Onstage, it's another disaster. Rain drops start hitting the stage, and Lupe stops the set midway through. There's a $50,000 light screen as part of the travelling set, and it could be destroyed by water. He won't continue until it's removed. It is and he comes back out to play the hits. A fan jumps onstage, and Lupe stops once again. "Get the fuck off my stage." The man does, and they start the song over.

See also: Fun Fun Fun Fest First Impressions

So that's where Lupe is, three bad shows, one at a festival, many of the same problems still unsolved. His face is grave. He practically emits smoke as he walks over to his bus, with -topic tailing at 15 feet. They stop. -topic crouches down, to steel himself. All these people helped him get here, found solutions to the little hiccups and hurdles. And now there's no one -- just a few feet of patchy grass and a half-dozen very unhappy strangers between him and his mission.

-topic stands. One of them wanders over and takes the CD. -topic starts to explain himself when the biggest member of Lupe's crew - a tour manager, maybe, storms over. He towers over -topic and starts shouting, pointing at the gates, threatening violence, basically exactly what you'd expect. -topic stands his ground. The manager walks off and -topic turns back the way he came, his eyes bright, his chest heaving.

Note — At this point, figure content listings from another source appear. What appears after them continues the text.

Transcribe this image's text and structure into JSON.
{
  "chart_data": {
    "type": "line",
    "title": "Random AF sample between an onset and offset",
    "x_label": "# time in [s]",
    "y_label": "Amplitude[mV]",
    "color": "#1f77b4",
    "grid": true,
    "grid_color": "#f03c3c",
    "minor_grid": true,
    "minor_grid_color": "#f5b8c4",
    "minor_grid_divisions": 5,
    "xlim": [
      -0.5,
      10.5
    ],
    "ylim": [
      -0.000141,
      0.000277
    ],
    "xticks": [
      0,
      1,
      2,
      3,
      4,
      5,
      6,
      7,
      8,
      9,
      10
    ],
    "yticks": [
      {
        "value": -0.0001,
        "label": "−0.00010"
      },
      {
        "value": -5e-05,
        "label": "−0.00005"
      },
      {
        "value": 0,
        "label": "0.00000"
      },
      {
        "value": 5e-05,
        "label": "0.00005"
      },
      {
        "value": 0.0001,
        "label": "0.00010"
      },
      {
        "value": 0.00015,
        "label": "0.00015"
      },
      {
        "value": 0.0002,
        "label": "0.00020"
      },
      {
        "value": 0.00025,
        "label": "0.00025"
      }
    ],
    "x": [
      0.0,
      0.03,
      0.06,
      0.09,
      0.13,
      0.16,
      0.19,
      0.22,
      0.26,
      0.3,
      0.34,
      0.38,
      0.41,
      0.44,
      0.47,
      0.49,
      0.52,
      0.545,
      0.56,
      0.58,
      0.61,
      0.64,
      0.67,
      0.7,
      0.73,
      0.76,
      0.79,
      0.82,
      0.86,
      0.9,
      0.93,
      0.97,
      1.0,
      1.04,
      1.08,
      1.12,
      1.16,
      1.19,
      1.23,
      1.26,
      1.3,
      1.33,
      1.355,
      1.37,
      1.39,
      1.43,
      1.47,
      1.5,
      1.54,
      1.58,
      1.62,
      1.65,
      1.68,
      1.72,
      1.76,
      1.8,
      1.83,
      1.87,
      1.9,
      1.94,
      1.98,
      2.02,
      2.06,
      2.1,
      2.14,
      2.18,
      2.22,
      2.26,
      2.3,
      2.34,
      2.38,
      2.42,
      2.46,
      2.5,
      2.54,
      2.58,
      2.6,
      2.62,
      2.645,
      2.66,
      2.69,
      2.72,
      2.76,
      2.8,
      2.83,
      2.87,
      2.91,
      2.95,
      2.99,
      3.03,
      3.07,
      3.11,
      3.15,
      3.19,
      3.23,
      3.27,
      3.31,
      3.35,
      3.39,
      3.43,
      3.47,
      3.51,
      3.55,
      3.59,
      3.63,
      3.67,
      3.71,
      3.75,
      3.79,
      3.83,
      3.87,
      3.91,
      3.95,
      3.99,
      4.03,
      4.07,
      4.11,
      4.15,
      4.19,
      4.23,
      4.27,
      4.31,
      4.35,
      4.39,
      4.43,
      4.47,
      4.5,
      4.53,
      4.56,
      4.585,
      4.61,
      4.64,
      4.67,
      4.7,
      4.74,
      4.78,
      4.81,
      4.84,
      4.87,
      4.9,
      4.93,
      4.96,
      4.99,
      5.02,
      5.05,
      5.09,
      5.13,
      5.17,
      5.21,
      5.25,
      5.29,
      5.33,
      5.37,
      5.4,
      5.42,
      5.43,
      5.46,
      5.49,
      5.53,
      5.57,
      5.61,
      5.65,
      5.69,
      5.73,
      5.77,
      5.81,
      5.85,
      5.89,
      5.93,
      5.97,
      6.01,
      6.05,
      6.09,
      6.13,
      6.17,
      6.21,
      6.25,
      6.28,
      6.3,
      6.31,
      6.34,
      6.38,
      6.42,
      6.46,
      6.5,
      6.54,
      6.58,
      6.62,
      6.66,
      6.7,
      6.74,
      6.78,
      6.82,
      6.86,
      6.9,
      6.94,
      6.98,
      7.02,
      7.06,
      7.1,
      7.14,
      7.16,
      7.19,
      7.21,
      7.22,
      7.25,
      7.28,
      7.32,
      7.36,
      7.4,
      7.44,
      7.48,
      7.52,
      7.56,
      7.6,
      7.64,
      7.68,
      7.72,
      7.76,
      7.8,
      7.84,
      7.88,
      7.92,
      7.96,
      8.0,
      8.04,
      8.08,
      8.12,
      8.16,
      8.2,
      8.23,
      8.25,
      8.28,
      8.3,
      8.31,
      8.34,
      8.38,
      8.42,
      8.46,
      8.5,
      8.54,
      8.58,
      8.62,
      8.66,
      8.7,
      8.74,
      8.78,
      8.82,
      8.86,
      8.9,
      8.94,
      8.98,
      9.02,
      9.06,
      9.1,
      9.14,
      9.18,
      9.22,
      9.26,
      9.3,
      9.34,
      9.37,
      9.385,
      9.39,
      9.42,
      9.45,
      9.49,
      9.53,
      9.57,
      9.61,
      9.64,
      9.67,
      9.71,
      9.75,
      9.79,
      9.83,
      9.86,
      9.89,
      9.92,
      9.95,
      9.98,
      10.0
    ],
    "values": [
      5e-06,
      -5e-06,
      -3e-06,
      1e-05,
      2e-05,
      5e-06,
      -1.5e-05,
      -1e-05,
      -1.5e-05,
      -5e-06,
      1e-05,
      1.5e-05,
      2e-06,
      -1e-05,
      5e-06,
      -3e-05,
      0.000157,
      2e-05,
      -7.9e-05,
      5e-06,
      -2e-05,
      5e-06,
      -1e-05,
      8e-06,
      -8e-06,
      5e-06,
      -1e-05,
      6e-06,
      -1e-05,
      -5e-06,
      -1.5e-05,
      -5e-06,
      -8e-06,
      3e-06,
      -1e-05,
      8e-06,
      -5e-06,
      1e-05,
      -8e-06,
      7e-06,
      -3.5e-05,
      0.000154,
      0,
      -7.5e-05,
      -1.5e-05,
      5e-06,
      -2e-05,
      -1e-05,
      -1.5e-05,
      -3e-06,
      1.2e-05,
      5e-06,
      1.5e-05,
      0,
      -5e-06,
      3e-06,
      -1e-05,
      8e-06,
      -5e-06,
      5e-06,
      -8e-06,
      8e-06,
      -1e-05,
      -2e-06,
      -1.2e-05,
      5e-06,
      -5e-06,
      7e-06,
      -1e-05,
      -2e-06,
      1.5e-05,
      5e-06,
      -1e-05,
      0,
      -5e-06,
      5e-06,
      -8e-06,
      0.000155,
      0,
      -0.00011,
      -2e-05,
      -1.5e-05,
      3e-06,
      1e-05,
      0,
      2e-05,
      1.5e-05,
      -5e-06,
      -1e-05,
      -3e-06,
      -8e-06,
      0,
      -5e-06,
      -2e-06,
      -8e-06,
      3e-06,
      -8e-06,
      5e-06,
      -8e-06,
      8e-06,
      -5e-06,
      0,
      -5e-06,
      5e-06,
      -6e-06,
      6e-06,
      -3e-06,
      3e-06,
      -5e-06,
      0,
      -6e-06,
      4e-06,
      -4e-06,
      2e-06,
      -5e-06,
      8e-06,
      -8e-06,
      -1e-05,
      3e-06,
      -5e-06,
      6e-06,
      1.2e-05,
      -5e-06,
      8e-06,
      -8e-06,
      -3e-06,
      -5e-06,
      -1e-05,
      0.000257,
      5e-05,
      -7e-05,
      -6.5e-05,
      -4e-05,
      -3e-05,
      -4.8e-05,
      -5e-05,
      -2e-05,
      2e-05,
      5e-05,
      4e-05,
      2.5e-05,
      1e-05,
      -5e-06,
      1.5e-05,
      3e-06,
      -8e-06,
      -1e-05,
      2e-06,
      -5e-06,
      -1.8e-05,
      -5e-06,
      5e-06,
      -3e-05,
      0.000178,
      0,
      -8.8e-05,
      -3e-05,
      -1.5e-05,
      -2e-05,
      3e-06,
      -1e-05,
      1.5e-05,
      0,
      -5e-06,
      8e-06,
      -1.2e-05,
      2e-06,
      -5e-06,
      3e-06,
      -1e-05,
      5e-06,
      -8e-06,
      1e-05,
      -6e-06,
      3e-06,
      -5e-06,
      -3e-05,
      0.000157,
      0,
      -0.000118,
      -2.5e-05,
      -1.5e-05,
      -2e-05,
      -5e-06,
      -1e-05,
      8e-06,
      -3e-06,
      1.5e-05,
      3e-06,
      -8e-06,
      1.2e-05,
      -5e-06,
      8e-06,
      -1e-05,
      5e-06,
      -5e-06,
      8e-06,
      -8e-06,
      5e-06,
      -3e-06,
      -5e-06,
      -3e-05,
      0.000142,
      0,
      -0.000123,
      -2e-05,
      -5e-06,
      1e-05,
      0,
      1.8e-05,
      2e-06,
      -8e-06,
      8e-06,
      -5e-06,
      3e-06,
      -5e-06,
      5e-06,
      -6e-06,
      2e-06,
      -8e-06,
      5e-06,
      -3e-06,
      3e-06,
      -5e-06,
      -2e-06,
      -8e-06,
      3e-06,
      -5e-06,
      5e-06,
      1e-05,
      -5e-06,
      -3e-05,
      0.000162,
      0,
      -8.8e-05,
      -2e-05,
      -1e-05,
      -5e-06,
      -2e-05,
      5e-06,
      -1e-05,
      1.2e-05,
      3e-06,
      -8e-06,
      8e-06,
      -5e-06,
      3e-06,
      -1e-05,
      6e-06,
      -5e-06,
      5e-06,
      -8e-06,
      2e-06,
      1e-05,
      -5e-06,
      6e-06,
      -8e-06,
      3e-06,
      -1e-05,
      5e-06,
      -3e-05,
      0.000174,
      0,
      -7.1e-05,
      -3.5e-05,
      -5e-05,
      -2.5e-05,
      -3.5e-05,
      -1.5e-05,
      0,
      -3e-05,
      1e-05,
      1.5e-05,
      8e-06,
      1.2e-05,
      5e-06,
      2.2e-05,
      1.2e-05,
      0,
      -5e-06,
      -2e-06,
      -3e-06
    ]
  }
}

All this way for nothing. Except it was never about Lupe, really. It was about the mission, about satisfying that nagging sense of unfinished business. If it had been a great show and Lupe had lingered happily among his fans, talking, openly receiving all comers, it would have taken little courage to give him a copy of Time to Feed the Birds: Stories of Dead Kings. And probably left little impression. Palms touch palms, little things pass between people and they're gone.

As it happened, -topic faced everything from eviction and possible arrest (remember, he wasn't really supposed to be back here in the first place) to getting his ass kicked in a dark corner somewhere. So even if it had ended right there, with Lupe getting on his bus and -topic standing raw on the grass, it would have been a victory over doubt.

But it didn't end there. We all parted ways, and an hour later I got a text message from -topic. "We...WON AFTER ALL. Lupe has the cd!!!" it read. Apparently Lupe noticed this brash dude with the lion backpack, and maybe even remembered his earlier encounter with him, and so when someone from his crew handed him a copy of Time to Feed the Birds: Stories of Dead Kings, he had that person go track -topic down to make sure the young rapper from Dallas knew he had it.

"On his worst day, he still inspires people, " says -topic. "That's why I'm here. Yesterday I had nothing, no ride, no ticket, and here I am."